Currie, a comedian, puts on a fake “stupid Australian” persona and pretends to try and flatter America so that we won’t get upset when she points out that this system is absurd and terrible.
“Hey, um, please don’t take this the wrong way,” she says. “I do have a question. I’m just still learning a lot about the United States because I’m really stupid and not from the country, but something that I’ve noticed, and I’m just like ‘what’ about is that every decision ever made in this country legally, specifically about human rights and whatnot, is made on the basis of this document from the 1700s.”

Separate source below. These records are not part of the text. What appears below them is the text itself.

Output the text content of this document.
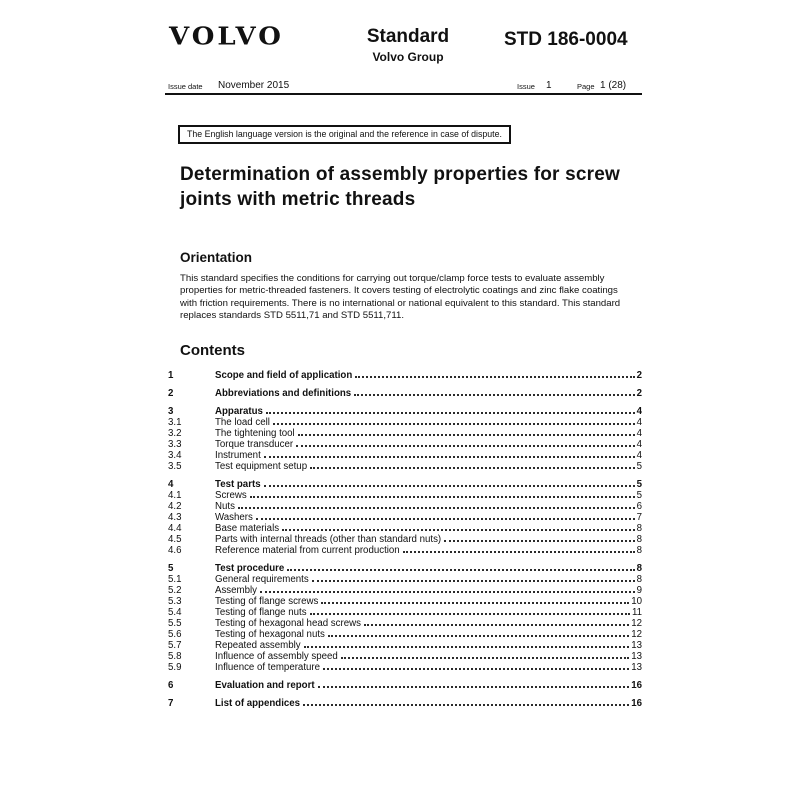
VOLVO	Standard
Volvo Group
STD 186-0004
Issue date November 2015	Issue 1	Page 1 (28)
The English language version is the original and the reference in case of dispute.
Determination of assembly properties for screw joints with metric threads
Orientation
This standard specifies the conditions for carrying out torque/clamp force tests to evaluate assembly properties for metric-threaded fasteners. It covers testing of electrolytic coatings and zinc flake coatings with friction requirements. There is no international or national equivalent to this standard. This standard replaces standards STD 5511,71 and STD 5511,711.
Contents
1	Scope and field of application	2
2	Abbreviations and definitions	2
3	Apparatus	4
3.1	The load cell	4
3.2	The tightening tool	4
3.3	Torque transducer	4
3.4	Instrument	4
3.5	Test equipment setup	5
4	Test parts	5
4.1	Screws	5
4.2	Nuts	6
4.3	Washers	7
4.4	Base materials	8
4.5	Parts with internal threads (other than standard nuts)	8
4.6	Reference material from current production	8
5	Test procedure	8
5.1	General requirements	8
5.2	Assembly	9
5.3	Testing of flange screws	10
5.4	Testing of flange nuts	11
5.5	Testing of hexagonal head screws	12
5.6	Testing of hexagonal nuts	12
5.7	Repeated assembly	13
5.8	Influence of assembly speed	13
5.9	Influence of temperature	13
6	Evaluation and report	16
7	List of appendices	16
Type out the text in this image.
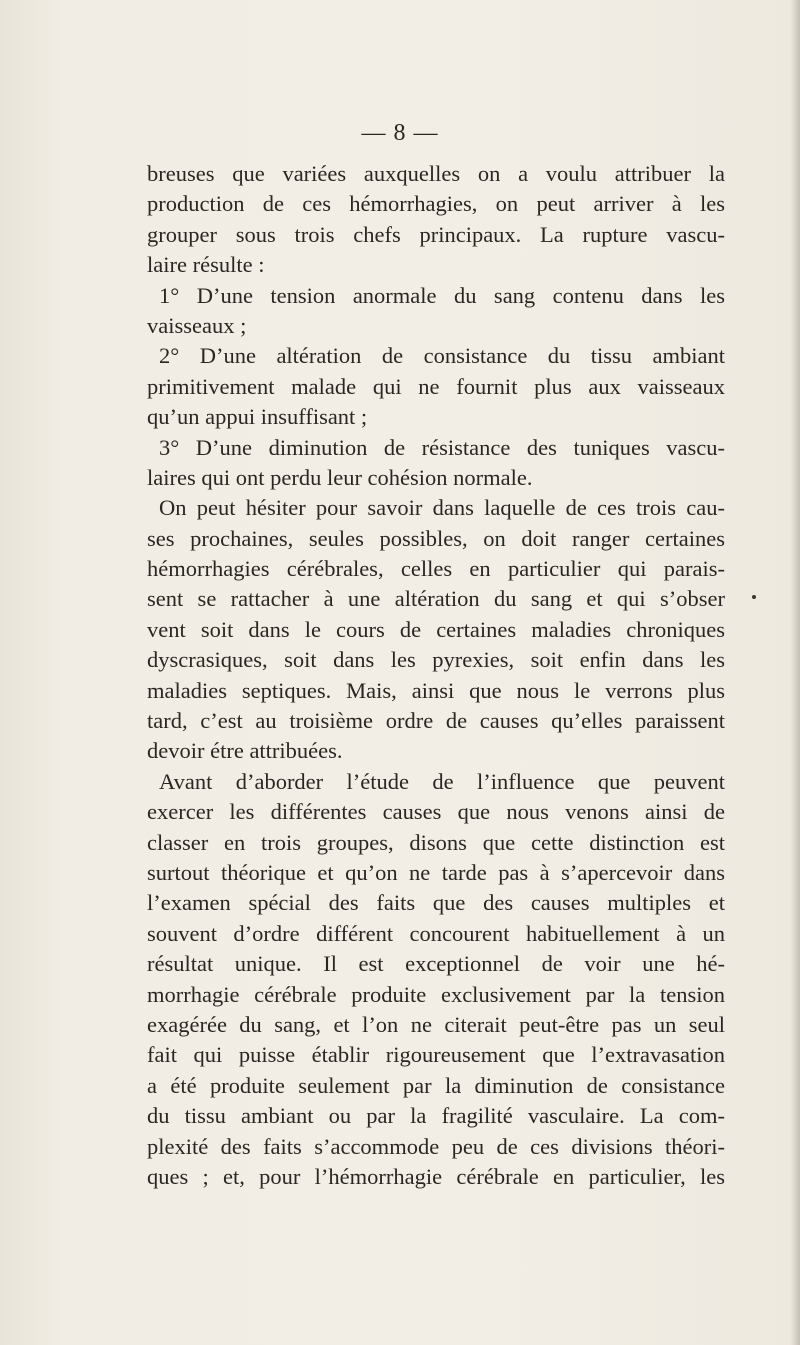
— 8 —
breuses que variées auxquelles on a voulu attribuer la
production de ces hémorrhagies, on peut arriver à les
grouper sous trois chefs principaux. La rupture vascu-
laire résulte :
1° D’une tension anormale du sang contenu dans les
vaisseaux ;
2° D’une altération de consistance du tissu ambiant
primitivement malade qui ne fournit plus aux vaisseaux
qu’un appui insuffisant ;
3° D’une diminution de résistance des tuniques vascu-
laires qui ont perdu leur cohésion normale.
On peut hésiter pour savoir dans laquelle de ces trois cau-
ses prochaines, seules possibles, on doit ranger certaines
hémorrhagies cérébrales, celles en particulier qui parais-
sent se rattacher à une altération du sang et qui s’obser
vent soit dans le cours de certaines maladies chroniques
dyscrasiques, soit dans les pyrexies, soit enfin dans les
maladies septiques. Mais, ainsi que nous le verrons plus
tard, c’est au troisième ordre de causes qu’elles paraissent
devoir étre attribuées.
Avant d’aborder l’étude de l’influence que peuvent
exercer les différentes causes que nous venons ainsi de
classer en trois groupes, disons que cette distinction est
surtout théorique et qu’on ne tarde pas à s’apercevoir dans
l’examen spécial des faits que des causes multiples et
souvent d’ordre différent concourent habituellement à un
résultat unique. Il est exceptionnel de voir une hé-
morrhagie cérébrale produite exclusivement par la tension
exagérée du sang, et l’on ne citerait peut-être pas un seul
fait qui puisse établir rigoureusement que l’extravasation
a été produite seulement par la diminution de consistance
du tissu ambiant ou par la fragilité vasculaire. La com-
plexité des faits s’accommode peu de ces divisions théori-
ques ; et, pour l’hémorrhagie cérébrale en particulier, les
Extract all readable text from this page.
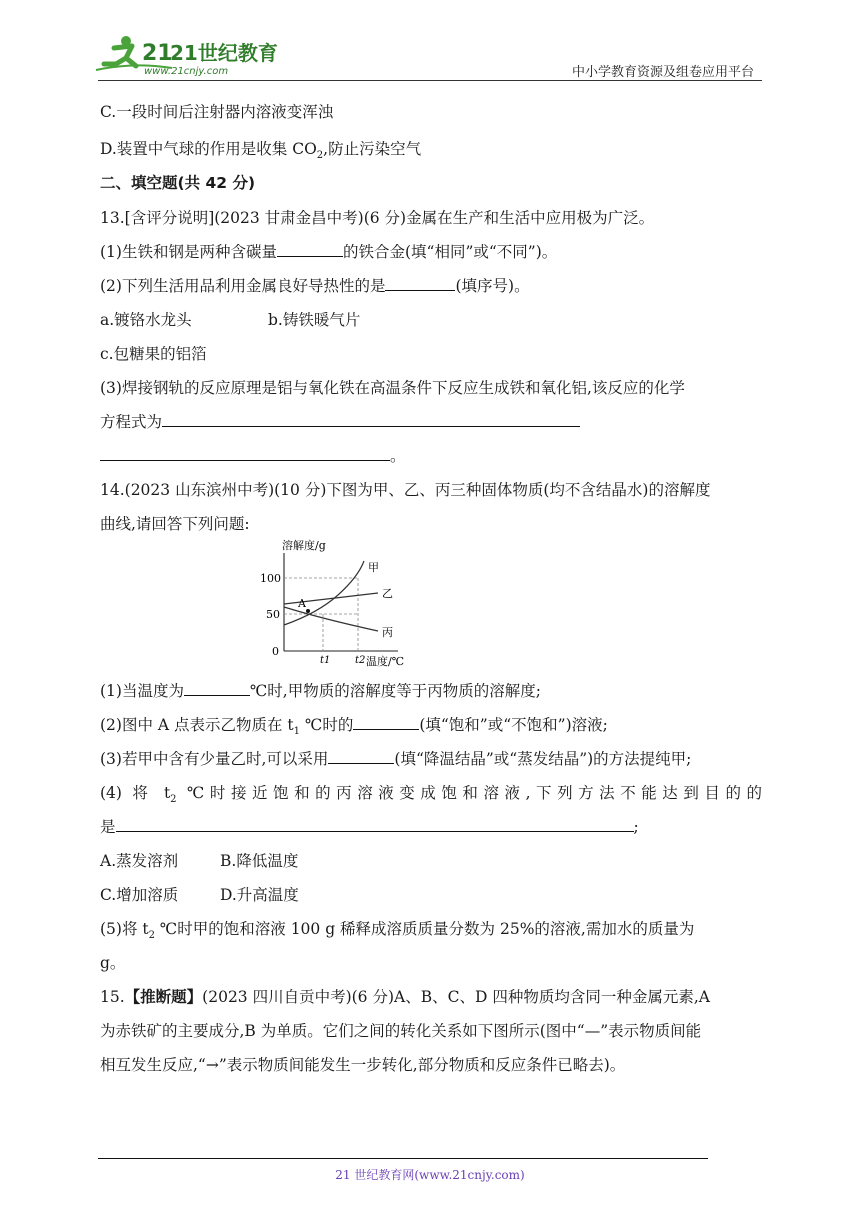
21
21世纪教育
www.21cnjy.com	中小学教育资源及组卷应用平台
C.一段时间后注射器内溶液变浑浊
D.装置中气球的作用是收集 $CO_2$,防止污染空气
二、填空题(共 42 分)
13.[含评分说明](2023 甘肃金昌中考)(6 分)金属在生产和生活中应用极为广泛。
(1)生铁和钢是两种含碳量	的铁合金(填“相同”或“不同”)。
(2)下列生活用品利用金属良好导热性的是	(填序号)。
a.镀铬水龙头	b.铸铁暖气片
c.包糖果的铝箔
(3)焊接钢轨的反应原理是铝与氧化铁在高温条件下反应生成铁和氧化铝,该反应的化学
方程式为
。
14.(2023 山东滨州中考)(10 分)下图为甲、乙、丙三种固体物质(均不含结晶水)的溶解度
曲线,请回答下列问题:
(1)当温度为	℃时,甲物质的溶解度等于丙物质的溶解度;
(2)图中 A 点表示乙物质在 $t_1$ ℃时的	(填“饱和”或“不饱和”)溶液;
(3)若甲中含有少量乙时,可以采用	(填“降温结晶”或“蒸发结晶”)的方法提纯甲;
(4) 将 $t_2$ ℃时接近饱和的丙溶液变成饱和溶液,下列方法不能达到目的的
是	;
A.蒸发溶剂	B.降低温度
C.增加溶质	D.升高温度
(5)将 $t_2$ ℃时甲的饱和溶液 100 g 稀释成溶质质量分数为 25%的溶液,需加水的质量为
g。
15.【推断题】(2023 四川自贡中考)(6 分)A、B、C、D 四种物质均含同一种金属元素,A
为赤铁矿的主要成分,B 为单质。它们之间的转化关系如下图所示(图中“—”表示物质间能
相互发生反应,“→”表示物质间能发生一步转化,部分物质和反应条件已略去)。
A
溶解度/g
100
50
0
t1 t2 温度/℃
甲
乙
丙
21 世纪教育网(www.21cnjy.com)
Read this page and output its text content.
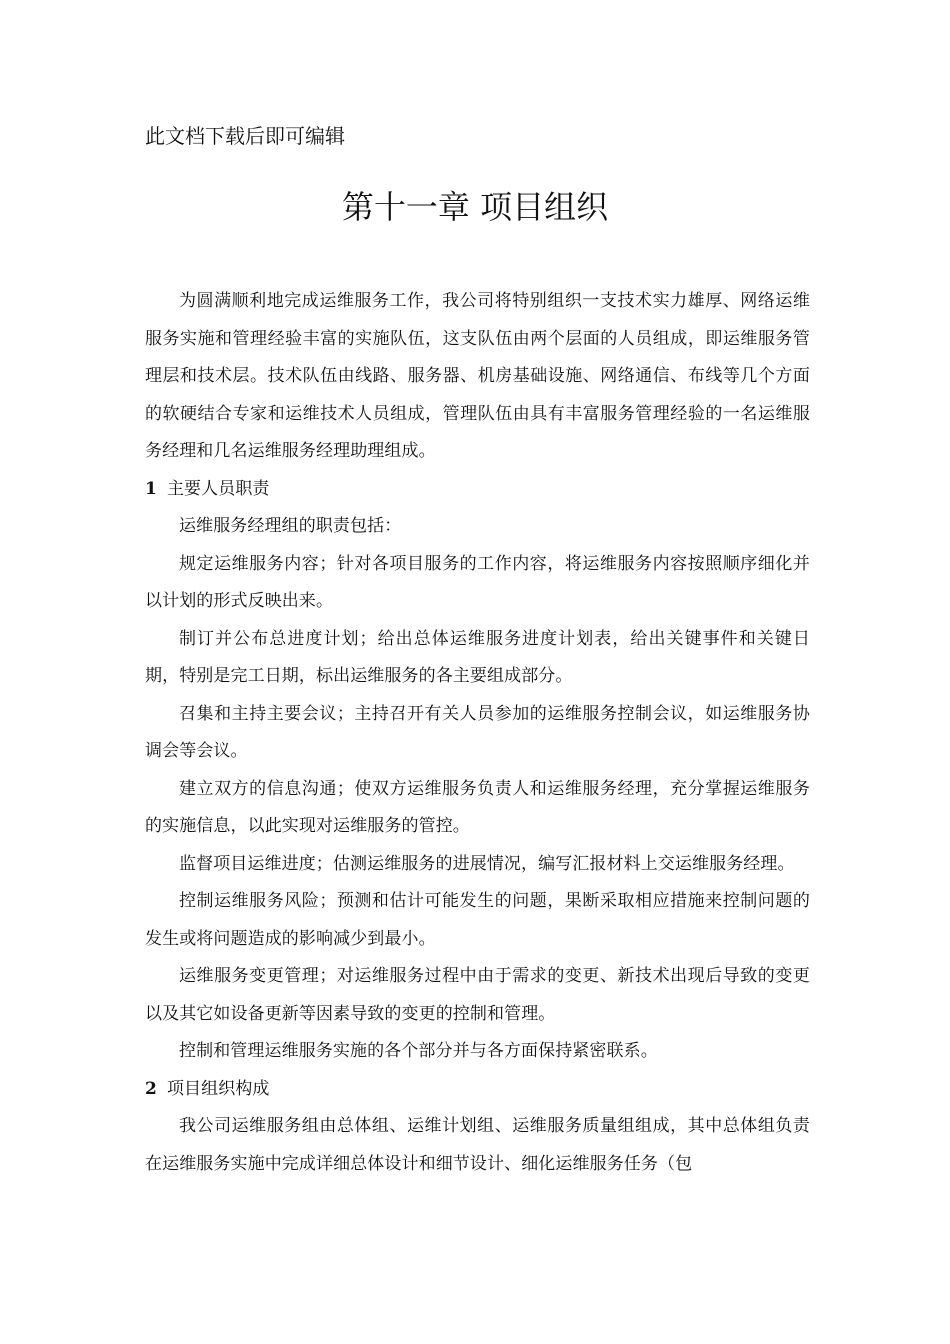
此文档下载后即可编辑
第十一章 项目组织

为圆满顺利地完成运维服务工作，我公司将特别组织一支技术实力雄厚、网络运维服务实施和管理经验丰富的实施队伍，这支队伍由两个层面的人员组成，即运维服务管理层和技术层。技术队伍由线路、服务器、机房基础设施、网络通信、布线等几个方面的软硬结合专家和运维技术人员组成，管理队伍由具有丰富服务管理经验的一名运维服务经理和几名运维服务经理助理组成。

1 主要人员职责

运维服务经理组的职责包括：

规定运维服务内容；针对各项目服务的工作内容，将运维服务内容按照顺序细化并以计划的形式反映出来。

制订并公布总进度计划；给出总体运维服务进度计划表，给出关键事件和关键日期，特别是完工日期，标出运维服务的各主要组成部分。

召集和主持主要会议；主持召开有关人员参加的运维服务控制会议，如运维服务协调会等会议。

建立双方的信息沟通；使双方运维服务负责人和运维服务经理，充分掌握运维服务的实施信息，以此实现对运维服务的管控。

监督项目运维进度；估测运维服务的进展情况，编写汇报材料上交运维服务经理。

控制运维服务风险；预测和估计可能发生的问题，果断采取相应措施来控制问题的发生或将问题造成的影响减少到最小。

运维服务变更管理；对运维服务过程中由于需求的变更、新技术出现后导致的变更以及其它如设备更新等因素导致的变更的控制和管理。

控制和管理运维服务实施的各个部分并与各方面保持紧密联系。

2 项目组织构成

我公司运维服务组由总体组、运维计划组、运维服务质量组组成，其中总体组负责在运维服务实施中完成详细总体设计和细节设计、细化运维服务任务（包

The video was initially posted back in May, but considering the fact that every expected Supreme Court decision that has come down ahead of the court’s summer break has gone the way conservatives wanted, it’s no surprise it’s getting so much attention now. After the overturning of Roe v. Wade, the decision that gutted Native American sovereignty, and allowing racist gerrymandering heavily in favor of Republican candidates, Currie’s ultimate point hits hard.
“That’s amazing, I love tradition, I think that’s so cool,” Currie assures us. “But it’s just the document was written when women and people of color weren’t considered human beings and such.”
“And I was just wondering: Do you think that that’s still helpful for now? Making every decision about our lives collectively now?”
No, no we don’t think that. At least, not all of us.
The recent slate of SCOTUS decisions have many wondering whether a set of rules laid out by people who never wanted women to vote, owned slaves, and didn’t even know what the climate was is insufficient for a vastly different modern world. The insistence that abortion rights can’t be protected by the constitution because they’re not “deeply rooted in American history,” even while factually incorrect, is a good example of why many on the political left are questioning our reliance on the Constitution.
Multiple commenters assured Currie that we Americans are also asking this question, but in a tone of desperation.
“THIS IS WHAT AT LEAST HALF OF US ARE SAYING,” yelled one TikTok user.
Others pointed out another very old document that one of our two major political parties is using to make their decisions, even if a large and growing group of U.S. residents don’t believe much of anything it says at all.
“For a second I thought you were going to pull out a Bible until you said the year,” wrote another commenter.